Besides positioning the Rainbow Coalition as a political vehicle that could propel him into the 1988 presidential race, Jackson has been busy lately trying to raise enough money to pay off his $700,000 debt from the 1984 campaign. He has so far raised more than $250,000, and may be near his goal of $350,000 which , with matching federal funds, would put the financial cap on the historymaking '84 campaign.

Jackson apparently has decided not to reclaim his office as national leader of Operation PUSH (People United to Serve Humanity), the civil rights organization he founded in the 1960s, with headquarters in Chicago.

He says the Rainbow Coalition, while obviously political, ''will not be pocketed in any one-party bag. We'll support Democrats. We'll back Republicans when they are right. We'll stand with independents, too.

''We have room for the locked out, the rejected, the poor, whites, blacks, Hispanics, Asian-Americans, and native Americans.''

Rainbow Coalition leaders ''will not wait for opinion polls,'' he said. ''We must go forward even if it hurts to do right. We can't give up on the dream.''

The Rainbow has scheduled three events for early 1985 - a Jan. 12 nationwide, money-raising ''radiothon'' hosted by Bill Cosby; a Jan. 18 ''Ring Around the White House'' to protest South Africa's apartheid policies, and a March convention (the date is not yet set) in Gary, Ind., to elect national officers, says press spokeswoman Joyce Ferriabough.

As for personal plans, Jackson indicates he may go to South Africa in early February in response to an invitation from Episcopal Bishop Desmond Tutu, the 1984 Nobel Peace Prize winner. Bishop Tutu will officially become head of the South African Episcopal Church on Feb. 4. Jackson says he also plans to go to Nicaragua to attend inauguration festivities Jan. 10. And his wife, Jacqueline, will be traveling to Ethopia, Somali, and the Sudan.
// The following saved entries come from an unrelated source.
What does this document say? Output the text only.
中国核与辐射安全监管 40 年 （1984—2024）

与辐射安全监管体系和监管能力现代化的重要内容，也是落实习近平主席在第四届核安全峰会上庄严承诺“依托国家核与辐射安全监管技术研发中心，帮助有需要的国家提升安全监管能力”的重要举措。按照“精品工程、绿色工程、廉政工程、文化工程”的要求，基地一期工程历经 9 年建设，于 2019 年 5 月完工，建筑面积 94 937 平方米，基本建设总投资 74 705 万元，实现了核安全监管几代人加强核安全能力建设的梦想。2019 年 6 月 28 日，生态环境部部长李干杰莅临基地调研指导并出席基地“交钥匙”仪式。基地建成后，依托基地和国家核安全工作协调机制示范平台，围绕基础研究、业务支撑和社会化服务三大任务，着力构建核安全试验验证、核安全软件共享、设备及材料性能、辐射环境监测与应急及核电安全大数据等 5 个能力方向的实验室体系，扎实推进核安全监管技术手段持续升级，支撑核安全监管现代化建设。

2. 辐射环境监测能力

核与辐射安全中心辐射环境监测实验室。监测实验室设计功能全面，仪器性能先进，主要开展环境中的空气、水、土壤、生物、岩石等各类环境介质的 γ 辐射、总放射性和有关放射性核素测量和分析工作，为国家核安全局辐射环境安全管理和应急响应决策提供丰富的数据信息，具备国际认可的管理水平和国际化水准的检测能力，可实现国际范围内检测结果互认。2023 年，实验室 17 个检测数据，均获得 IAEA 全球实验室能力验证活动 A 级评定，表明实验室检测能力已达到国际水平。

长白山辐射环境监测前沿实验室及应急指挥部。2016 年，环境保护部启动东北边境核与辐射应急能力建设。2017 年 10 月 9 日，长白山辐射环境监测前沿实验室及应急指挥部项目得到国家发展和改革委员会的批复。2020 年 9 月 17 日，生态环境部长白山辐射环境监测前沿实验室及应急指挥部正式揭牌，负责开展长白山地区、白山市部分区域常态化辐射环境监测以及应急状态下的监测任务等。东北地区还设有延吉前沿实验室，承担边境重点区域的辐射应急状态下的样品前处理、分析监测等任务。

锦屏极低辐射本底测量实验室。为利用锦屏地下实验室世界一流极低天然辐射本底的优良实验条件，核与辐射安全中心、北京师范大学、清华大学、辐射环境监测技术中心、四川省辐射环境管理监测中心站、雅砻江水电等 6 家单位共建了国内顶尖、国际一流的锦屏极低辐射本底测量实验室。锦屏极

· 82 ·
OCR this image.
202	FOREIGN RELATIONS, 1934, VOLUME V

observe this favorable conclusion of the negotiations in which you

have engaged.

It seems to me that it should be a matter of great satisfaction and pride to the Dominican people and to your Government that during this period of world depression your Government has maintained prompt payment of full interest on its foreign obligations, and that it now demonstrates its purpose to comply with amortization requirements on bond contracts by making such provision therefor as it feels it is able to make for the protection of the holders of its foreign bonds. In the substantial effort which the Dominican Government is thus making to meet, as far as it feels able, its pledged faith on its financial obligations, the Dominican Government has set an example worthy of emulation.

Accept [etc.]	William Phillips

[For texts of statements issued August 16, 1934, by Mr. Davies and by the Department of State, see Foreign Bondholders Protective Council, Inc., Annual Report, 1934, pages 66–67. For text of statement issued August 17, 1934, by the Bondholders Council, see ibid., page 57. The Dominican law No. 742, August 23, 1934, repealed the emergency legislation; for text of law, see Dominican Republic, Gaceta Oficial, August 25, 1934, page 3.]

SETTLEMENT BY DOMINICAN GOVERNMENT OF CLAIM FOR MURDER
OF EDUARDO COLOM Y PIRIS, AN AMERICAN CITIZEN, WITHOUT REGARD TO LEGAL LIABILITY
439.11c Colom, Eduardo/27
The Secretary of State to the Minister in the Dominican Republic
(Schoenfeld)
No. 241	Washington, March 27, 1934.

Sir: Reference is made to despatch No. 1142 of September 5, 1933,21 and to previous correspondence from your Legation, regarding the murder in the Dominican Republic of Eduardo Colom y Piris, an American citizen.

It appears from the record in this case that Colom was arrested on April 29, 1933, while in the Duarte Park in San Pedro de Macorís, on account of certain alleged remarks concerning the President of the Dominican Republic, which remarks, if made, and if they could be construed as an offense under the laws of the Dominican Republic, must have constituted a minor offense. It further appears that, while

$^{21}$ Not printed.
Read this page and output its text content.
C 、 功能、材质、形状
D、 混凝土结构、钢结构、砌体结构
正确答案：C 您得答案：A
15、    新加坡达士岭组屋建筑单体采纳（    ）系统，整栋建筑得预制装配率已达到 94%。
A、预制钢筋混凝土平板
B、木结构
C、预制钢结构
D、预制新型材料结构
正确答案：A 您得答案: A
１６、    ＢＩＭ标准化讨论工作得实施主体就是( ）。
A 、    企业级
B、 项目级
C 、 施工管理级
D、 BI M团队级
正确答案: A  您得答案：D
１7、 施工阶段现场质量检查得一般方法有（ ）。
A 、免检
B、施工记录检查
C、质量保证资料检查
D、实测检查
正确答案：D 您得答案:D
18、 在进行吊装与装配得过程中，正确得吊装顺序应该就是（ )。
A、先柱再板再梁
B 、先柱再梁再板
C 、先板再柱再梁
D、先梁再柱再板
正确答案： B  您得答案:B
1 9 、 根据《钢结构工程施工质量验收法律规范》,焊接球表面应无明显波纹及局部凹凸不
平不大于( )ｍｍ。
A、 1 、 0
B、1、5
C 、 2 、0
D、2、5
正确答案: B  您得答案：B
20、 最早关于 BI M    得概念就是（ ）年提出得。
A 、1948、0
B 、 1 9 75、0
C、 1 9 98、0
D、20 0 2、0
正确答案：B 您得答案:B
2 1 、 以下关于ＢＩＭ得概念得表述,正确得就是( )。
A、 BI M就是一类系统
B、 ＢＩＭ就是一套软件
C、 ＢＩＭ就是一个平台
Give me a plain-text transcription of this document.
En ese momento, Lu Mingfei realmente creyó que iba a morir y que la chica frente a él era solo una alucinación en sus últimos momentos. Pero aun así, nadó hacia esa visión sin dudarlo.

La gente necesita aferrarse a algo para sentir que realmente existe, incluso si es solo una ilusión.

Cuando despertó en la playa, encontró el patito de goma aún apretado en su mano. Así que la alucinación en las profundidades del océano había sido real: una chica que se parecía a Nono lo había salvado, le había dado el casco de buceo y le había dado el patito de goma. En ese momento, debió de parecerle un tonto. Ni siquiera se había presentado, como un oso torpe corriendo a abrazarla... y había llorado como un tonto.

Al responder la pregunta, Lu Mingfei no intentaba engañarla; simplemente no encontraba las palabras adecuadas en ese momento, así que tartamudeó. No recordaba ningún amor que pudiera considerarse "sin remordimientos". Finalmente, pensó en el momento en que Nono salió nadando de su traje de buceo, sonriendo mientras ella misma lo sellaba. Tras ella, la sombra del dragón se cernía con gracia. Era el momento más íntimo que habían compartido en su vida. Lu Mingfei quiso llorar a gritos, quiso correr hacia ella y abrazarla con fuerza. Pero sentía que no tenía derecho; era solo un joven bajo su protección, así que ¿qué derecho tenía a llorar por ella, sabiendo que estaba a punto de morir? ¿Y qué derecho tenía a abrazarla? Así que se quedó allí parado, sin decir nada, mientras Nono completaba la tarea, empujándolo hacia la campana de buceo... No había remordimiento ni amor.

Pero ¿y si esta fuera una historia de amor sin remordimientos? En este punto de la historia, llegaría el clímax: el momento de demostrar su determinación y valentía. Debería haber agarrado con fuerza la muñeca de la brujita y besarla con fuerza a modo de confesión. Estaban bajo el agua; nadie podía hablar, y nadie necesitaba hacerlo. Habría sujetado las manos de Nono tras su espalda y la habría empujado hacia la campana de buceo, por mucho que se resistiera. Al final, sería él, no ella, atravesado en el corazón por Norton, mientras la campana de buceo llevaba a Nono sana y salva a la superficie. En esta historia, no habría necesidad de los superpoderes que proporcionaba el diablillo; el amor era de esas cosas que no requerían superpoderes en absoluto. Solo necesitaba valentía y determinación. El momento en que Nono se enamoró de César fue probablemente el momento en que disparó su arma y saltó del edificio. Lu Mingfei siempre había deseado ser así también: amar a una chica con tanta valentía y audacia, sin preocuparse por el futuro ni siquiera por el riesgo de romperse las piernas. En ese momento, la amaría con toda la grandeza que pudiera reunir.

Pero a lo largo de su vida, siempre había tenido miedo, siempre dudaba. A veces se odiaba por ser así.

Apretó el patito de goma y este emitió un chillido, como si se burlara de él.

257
As to PUSH, Jackson says: ''Times have changed; issues have changed since Operation PUSH was founded. In those days I wore dashikis and jeans. I have switched to suits in the 1980s. Things we talked about then - black mayors of big cities, reapportionment of congressional and state legislative districts - were radical. They are realities today. Times have changed. We have changed.'' But he is not severing his ties with either PUSH or Chicago, where the Rainbow Coalition also will have its headquarters.